In a film type piezoelectric/electrostrictive actuator, it is effective to make the thickness of the film thin in order to obtain a large displacement in the case of using the actuator in the Same driving electric field, and the thickness can be reduced to about 10 μm or less. A piezoelectric/electrostrictive ceramic composition used for such a film type piezoelectric/electrostrictive actuator is required to have a characteristic that the increase rate of the displacement is not decreased even when the electric field becomes higher.
In contrast, there is a laminate type piezoelectric/electrostrictive actuator having a thickness of about 100 μm, and the driving electric field is lower than that of a film type piezoelectric/electrostrictive actuator. Such a laminate type piezoelectric/electrostrictive actuator is required to have a characteristic of having a large displacement upon applying a low electric field while it is not requested to have the characteristic of having a large displacement upon applying a high electric field.
As a piezoelectric/electrostrictive ceramic compositions used for such a laminate type piezoelectric/electrostrictive element, there have conventionally been known compositions having composition formulae of Pb(Mg1/3Nb2/3)O3—PbTiO3—PbZrO3 (sometimes referred to as PMN-PZT type), Pb(Ni1/3Nb2/3)O3—PbTiO3—PbZrO3 (sometimes referred to as PNN-PZT type), and Pb(Zn1/3Nb2/3)O3—PbTiO3—PbZrO3 (sometimes referred to as PZN-PZT type) (see, e.g., JP-A-2001-302349 and JP-A-2004-115346).

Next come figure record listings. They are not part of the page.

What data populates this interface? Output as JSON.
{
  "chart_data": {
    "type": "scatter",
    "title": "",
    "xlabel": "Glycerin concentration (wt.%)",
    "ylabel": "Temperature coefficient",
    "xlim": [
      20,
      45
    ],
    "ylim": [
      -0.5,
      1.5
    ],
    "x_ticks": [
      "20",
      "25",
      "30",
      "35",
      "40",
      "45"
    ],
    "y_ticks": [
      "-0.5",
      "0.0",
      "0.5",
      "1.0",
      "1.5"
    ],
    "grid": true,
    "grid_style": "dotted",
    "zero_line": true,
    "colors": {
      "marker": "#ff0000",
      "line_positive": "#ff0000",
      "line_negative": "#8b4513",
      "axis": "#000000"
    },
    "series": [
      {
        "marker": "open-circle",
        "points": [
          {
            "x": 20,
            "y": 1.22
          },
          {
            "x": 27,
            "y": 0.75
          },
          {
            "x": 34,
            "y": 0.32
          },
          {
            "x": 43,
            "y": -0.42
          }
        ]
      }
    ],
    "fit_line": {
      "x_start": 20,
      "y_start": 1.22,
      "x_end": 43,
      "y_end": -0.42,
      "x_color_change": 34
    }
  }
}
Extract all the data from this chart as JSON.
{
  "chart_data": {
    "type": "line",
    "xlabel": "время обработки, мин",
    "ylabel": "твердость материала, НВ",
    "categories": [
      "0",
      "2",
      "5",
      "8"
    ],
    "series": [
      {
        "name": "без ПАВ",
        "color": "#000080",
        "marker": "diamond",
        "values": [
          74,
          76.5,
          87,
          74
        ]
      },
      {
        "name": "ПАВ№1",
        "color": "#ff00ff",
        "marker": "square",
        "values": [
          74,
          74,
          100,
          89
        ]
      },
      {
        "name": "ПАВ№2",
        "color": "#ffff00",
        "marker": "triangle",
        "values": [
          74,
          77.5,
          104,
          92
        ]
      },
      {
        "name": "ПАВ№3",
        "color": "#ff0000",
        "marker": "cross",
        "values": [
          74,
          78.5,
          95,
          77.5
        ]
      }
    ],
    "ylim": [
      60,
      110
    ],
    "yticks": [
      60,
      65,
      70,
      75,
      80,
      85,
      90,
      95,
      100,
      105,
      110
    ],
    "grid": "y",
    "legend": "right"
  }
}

A piezoelectric/electrostrictive actuator using a conventional piezoelectric/electrostrictive ceramic composition satisfies a required displacement and shows high insulation resistance value at an early stage of manufacture. However, in the case of using the piezoelectric/electrostrictive actuator repetitively, the insulation resistance value of the piezoelectric/electrostrictive actuator may decline over time. In particular, in the case of using the piezoelectric/electrostrictive actuator under a high-humidity environment, the insulation resistance value may decline to a great extent. Such a decline in the insulation resistance value under a high-humidity environment is a problem to be solved from the viewpoint of high reliability in recent years.